Ryan: Anchor


Faith does not come naturally to me. Doubting musicians have an uneasy partnership with music born out of religious resonance. We are asked about it all the time (“How can you listen to Symphony no. X or Whoozit’s Requiem and not feel God’s presence?!”), with the faint implication that we are somehow blind to the non-musical divine beauties of the world. And while we know this is a silly argument, I have found a find a shade of guilt unavoidable. Is my rapture at Bach’s St. Matthew Passion somehow not an experience of everything a Christian (Bach himself!) would wish for me to experience? Am I living in denial? Lately, though, something has shifted. I’ve been able to push aside my oblique guilt and come to recognize the sublime opportunity this music provides: to actually participate (for the duration, at least) in the experience of having faith.

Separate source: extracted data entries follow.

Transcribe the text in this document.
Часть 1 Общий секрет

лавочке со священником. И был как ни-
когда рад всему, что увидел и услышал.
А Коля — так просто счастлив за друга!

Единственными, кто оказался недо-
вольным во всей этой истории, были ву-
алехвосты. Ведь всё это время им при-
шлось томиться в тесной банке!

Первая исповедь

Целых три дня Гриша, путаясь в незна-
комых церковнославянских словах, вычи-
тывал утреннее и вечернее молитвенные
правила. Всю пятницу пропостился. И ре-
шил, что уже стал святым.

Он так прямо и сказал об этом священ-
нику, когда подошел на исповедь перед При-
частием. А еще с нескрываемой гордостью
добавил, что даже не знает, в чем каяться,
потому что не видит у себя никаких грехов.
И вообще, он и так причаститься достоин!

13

This movement from Brahms’ German Requiem isn’t even my favorite in the work, though it does take me by surprise more often than the others. A funereal baritone mourns our lack of understanding and seeks for answers (which eludes Brahms the more he searches, leaving us clutching at air). But the wild, final few minutes paint an entire universe of possible experiences, positive and negative, density and intensity heightened with each passing bar – all anchored by an immense, sonar-like D natural that underlines every note, traveling like a light on the engine of an unstoppable train (actually, the D is at once both fully in motion and implacably still, as only music can be). We hear both the infinite variety of experience and the resolute present-ness of God, and we sense the natural laws that bind them together. The God-knowledge we seek is within us, a trusting in ourselves and in our body’s intuition, and it moves us beyond morality. It is the Immovable Spot the Buddha claimed for himself.